Face/Off (1997) needs a TV series remake

The view that Hollywood has been cynically reliant on adaptations, remakes and retellings of prior intellectual properties (IP) in recent decade is not without merit, and to a certain extent I agree with this. But some time ago I finally decided to watch John Woo's Face/Off (1997), and I've come away from it feeling that this action flicks is ripe for a television series adaptation.

Don't get me wrong. I can't even say I enjoyed the movie. It's just...ok, despite the critical accolades and financial success it picked up over two decades ago, I suppose? Maybe I would have enjoyed it more had I watched it when it first came out. It's a balls-out, bonkers action movie, but I could never be sure whether the action sequences were played out straight or ironically.

Anyway, I'm not saying that Face/Off needs a TV remake because the movie is good. No, it's actually because there are several acts of the movie lends itself well to being retold as a thriller series.

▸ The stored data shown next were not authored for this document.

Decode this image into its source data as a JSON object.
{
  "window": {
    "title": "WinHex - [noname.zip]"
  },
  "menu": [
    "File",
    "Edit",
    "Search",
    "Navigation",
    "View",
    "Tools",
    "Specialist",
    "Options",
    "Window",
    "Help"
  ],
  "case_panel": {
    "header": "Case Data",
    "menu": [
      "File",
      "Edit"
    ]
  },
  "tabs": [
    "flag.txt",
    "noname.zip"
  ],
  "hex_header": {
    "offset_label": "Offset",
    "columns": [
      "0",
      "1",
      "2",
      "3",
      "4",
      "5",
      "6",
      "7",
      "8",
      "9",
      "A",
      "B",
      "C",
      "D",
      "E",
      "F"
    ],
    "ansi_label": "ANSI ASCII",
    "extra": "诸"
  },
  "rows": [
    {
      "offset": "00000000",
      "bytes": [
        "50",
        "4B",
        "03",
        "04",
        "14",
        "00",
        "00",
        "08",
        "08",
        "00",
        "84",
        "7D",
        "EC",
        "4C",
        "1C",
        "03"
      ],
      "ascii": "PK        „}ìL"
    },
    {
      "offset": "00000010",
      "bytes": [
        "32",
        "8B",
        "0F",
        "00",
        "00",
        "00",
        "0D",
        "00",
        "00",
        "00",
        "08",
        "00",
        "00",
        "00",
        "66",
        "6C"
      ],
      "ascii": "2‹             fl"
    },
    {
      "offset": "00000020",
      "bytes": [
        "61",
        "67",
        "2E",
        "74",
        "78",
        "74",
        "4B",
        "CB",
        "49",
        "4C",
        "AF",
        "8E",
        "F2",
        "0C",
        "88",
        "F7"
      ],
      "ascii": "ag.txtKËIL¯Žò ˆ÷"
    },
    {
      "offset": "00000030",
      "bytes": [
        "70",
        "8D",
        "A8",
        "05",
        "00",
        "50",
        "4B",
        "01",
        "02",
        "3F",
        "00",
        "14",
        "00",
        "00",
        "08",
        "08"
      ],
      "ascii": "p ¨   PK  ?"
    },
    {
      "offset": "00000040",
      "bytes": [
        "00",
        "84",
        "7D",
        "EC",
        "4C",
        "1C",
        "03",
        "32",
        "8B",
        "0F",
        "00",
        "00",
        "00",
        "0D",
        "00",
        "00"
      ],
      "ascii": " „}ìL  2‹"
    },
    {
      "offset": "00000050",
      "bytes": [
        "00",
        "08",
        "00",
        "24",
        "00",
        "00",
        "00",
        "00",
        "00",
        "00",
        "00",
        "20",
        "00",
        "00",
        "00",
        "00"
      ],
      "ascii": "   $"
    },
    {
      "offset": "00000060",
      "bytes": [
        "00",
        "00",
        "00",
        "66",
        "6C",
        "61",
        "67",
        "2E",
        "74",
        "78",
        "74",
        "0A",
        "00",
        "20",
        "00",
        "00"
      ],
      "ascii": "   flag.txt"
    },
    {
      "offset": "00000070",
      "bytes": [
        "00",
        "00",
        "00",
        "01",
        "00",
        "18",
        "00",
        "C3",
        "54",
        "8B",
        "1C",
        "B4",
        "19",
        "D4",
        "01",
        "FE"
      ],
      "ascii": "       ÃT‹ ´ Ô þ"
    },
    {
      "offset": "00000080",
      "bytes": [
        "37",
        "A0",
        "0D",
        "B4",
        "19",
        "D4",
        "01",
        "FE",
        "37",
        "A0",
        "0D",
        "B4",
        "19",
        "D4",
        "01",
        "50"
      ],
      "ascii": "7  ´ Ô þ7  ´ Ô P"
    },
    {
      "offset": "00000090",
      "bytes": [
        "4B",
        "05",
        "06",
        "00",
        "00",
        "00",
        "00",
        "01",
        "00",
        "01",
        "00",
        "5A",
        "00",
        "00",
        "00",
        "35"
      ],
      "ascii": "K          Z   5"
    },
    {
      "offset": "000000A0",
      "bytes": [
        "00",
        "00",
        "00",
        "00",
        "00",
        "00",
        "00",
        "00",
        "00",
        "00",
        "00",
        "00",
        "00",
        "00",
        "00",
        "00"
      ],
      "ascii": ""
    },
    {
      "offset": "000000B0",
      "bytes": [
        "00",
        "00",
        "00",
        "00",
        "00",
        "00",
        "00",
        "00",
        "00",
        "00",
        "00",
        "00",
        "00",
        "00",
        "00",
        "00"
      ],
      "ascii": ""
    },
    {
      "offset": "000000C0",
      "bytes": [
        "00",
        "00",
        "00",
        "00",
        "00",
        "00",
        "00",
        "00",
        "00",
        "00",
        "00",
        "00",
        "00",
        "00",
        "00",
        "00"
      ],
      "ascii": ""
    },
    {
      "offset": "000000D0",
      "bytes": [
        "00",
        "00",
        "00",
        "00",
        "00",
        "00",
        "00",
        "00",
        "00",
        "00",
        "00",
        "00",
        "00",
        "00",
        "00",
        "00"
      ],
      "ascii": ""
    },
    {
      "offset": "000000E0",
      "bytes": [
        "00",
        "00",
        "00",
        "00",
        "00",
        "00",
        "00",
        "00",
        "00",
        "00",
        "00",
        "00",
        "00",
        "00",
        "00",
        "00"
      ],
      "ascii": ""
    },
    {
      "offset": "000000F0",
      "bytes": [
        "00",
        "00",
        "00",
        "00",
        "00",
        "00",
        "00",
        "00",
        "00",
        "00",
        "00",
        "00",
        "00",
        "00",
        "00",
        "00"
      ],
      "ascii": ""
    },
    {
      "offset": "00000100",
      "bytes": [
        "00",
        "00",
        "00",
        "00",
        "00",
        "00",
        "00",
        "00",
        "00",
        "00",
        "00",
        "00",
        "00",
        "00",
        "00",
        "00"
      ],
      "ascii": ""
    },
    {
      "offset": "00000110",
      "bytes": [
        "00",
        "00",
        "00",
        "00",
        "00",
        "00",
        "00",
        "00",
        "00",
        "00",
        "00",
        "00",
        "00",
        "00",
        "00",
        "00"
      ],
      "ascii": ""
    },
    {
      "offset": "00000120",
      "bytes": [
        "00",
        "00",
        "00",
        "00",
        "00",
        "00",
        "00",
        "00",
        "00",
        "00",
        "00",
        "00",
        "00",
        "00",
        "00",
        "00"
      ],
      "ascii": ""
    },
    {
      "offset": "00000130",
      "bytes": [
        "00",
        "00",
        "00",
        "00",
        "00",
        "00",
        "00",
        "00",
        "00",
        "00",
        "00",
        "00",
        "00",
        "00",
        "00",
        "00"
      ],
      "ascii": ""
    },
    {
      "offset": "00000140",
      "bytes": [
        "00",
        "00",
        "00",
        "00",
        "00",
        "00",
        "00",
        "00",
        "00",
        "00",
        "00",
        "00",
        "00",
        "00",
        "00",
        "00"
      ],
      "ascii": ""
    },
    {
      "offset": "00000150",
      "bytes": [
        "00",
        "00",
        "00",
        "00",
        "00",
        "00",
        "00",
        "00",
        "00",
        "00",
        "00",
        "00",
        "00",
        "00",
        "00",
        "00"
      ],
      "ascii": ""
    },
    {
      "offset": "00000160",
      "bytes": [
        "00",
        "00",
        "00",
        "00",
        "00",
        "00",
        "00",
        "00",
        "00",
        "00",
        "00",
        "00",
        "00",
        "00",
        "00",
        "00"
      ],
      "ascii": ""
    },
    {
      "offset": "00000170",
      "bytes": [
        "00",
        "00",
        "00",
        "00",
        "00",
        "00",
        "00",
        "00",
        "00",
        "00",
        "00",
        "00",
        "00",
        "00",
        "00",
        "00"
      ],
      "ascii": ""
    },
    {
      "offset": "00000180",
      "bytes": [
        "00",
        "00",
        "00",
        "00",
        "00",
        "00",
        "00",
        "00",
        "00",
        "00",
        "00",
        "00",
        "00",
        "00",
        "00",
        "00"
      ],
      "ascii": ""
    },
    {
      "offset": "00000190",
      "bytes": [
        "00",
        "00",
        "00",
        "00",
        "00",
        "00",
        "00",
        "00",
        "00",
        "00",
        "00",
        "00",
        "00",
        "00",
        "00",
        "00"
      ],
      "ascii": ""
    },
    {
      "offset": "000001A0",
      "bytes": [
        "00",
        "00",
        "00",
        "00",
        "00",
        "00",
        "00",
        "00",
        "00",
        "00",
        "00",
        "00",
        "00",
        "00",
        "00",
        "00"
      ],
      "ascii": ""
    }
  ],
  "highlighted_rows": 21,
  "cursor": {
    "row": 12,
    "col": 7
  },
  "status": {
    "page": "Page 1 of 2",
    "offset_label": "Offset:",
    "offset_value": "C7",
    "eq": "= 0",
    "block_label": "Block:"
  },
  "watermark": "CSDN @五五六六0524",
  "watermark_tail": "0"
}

As a brief recap, the plot revolves around arch nemeses FBI agent Sean Archer and sociopathic career criminal Castor Troy, who swap their faces using a high-tech transplant. Nicholas Cage plays Troy and Archer-as-Troy, while John Travolta stars as Archer and Troy-as-Archer.

A part of the first act has Archer-as-Troy disguising himself as a prison convict in order to trick Troy's brother and lackey Pollux into giving up information on an imminent bombing attack. Unfortunately I don't remember much about the plot points (I didn't enjoy the movie that much, mind you), but I recall that Archer had to utilise subterfuge in order to trick Pollux into revealing the locations of the bomb. Furthermore, I found the whole prison sequence to be a little short; he was in there for what felt like only days, when I feel realistically it should have taken him weeks or months.

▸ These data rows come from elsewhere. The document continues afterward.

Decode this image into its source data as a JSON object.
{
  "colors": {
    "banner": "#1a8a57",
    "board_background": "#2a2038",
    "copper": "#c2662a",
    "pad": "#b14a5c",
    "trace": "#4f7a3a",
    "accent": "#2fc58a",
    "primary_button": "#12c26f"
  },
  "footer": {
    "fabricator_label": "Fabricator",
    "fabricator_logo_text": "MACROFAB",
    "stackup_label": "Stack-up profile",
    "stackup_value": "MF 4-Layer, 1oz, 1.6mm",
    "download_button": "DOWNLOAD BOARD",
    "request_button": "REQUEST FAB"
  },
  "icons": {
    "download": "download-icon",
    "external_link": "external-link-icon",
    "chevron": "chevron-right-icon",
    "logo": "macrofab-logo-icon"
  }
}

The second act is also ripe for adaptation. While Archer manages to leave the prison, Troy-as-Archer also succeeds in infiltrating Archer's work and family lives, which means more deceitful shenanigans. Troy still has to work to allay Archer's wife Eve's aspersions, while winning over his superior in order to maintain his after-hours criminal activities. And at the same time, Archer is trying to return to his family and somehow convince Eve that he is the real thing, while having the appearance of her husband's mortal enemy.

I think there is also another plotline from the movie that is fit for adaptation as part of a thriller series, but for the life of me I can't recall it any longer, and I have no plan to rewatch it.

Extend the prison sequences into one season, the movie's second act into the next two, then add the plotline which I've forgotten, and boom, you've got a four-ten-episode-season Amazon Prime thriller series. If they were able to stretch The Hobbit into three movies and The Handmaid's Tale into five seasons (so far), why not Face/Off? God, I hate Elizabeth Moss's stupid face so, so much.

I'll take my proposer's fee in the form of Mars colony shares, Bezos!